Monday, February 16, 2009

Laminated Kestrel Paddle

This weekend while Toronto experienced another mild spell in the weather, I finally finished another full-sized paddle. Back in the fall, work began on one of my many remaining laminated blanks - in this case, an ottertail laminated with a central strip of cherry, 2 strips of basswood, and some large cherry pieces for the blade and grip. I found the dark cherry and creamy basswood to have a nice contrast.

The blank last fall

Graham Warren's book mentions the importance of bookmatching the panels on laminated paddles to maintain a symmetrical look, but I was more interested in using up the offcuts to minimize wood wastage and I didn't really pay much attention to this approach. Given that the cherry was cut from the same board anyway, I assumed there would be a natural symmetry.

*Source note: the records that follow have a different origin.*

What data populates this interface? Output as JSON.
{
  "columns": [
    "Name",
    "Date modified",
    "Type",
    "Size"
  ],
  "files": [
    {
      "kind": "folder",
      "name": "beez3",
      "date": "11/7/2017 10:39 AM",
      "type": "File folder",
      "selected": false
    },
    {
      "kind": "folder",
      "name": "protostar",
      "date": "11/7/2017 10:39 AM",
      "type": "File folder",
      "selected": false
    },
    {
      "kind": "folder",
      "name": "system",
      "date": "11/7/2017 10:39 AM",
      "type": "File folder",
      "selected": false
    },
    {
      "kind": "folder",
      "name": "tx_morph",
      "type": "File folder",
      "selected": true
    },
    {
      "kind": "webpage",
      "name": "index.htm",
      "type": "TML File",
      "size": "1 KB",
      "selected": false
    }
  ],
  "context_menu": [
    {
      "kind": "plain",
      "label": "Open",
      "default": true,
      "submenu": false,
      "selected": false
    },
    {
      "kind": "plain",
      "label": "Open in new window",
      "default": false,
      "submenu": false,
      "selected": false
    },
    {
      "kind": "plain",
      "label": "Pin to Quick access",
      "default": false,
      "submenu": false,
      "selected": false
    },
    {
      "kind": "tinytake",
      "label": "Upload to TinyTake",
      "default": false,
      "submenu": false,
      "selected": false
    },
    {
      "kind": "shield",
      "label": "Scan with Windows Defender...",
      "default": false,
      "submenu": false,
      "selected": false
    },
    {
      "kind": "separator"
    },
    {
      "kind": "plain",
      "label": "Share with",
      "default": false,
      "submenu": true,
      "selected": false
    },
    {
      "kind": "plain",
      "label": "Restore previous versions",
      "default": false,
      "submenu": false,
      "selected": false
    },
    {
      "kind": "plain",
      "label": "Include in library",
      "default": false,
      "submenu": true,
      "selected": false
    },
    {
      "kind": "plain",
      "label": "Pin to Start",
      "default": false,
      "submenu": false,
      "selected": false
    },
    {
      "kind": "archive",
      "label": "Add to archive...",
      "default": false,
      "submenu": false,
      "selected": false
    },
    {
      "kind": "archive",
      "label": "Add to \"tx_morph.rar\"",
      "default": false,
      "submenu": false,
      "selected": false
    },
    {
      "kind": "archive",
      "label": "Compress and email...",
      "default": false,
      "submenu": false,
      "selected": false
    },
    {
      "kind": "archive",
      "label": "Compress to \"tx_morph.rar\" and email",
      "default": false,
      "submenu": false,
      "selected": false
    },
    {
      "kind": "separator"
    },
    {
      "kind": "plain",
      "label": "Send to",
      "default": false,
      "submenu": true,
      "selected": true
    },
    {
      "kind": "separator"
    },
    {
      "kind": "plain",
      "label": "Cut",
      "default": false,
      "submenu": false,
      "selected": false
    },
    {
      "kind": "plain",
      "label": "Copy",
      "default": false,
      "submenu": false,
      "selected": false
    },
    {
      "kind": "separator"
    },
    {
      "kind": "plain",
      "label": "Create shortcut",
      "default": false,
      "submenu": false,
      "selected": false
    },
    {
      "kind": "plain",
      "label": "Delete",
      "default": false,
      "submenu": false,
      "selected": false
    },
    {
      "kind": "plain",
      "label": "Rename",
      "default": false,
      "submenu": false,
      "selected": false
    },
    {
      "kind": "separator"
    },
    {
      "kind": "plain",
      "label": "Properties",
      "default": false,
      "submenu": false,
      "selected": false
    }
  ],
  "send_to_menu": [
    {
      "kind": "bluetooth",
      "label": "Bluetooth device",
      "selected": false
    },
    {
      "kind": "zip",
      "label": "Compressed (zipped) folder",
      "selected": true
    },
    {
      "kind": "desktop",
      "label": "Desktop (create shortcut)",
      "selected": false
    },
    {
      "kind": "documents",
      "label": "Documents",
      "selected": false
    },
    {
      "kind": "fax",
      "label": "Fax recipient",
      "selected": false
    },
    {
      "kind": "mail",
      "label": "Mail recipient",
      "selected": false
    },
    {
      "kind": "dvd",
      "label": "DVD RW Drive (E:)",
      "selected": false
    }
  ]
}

When carving down the blade however, some light coloured streaks of heartwood began to show - so light that the normally amber toned cherry looks as pale as the basswood strips on either side of the central shaft. Not so bad on the first side, but on the other, it gives the illusion of an uneven blade. Purely cosmetic of course but this non symmetrical look makes the whole thing look somewhat flawed.

Uneven grain pattern on blade

I decided to decorate the blade and grip in a manner that would offset this visual blemish and ended up with another birding image, this one of an American Kestrel (Sparrow Hawk). These diminutive little birds have a colourful coat of feathers which I tried to replicate with various shades and textures. Some freehand leaves and branches were added as accents. Varnishing will have to wait until the weather warms up again.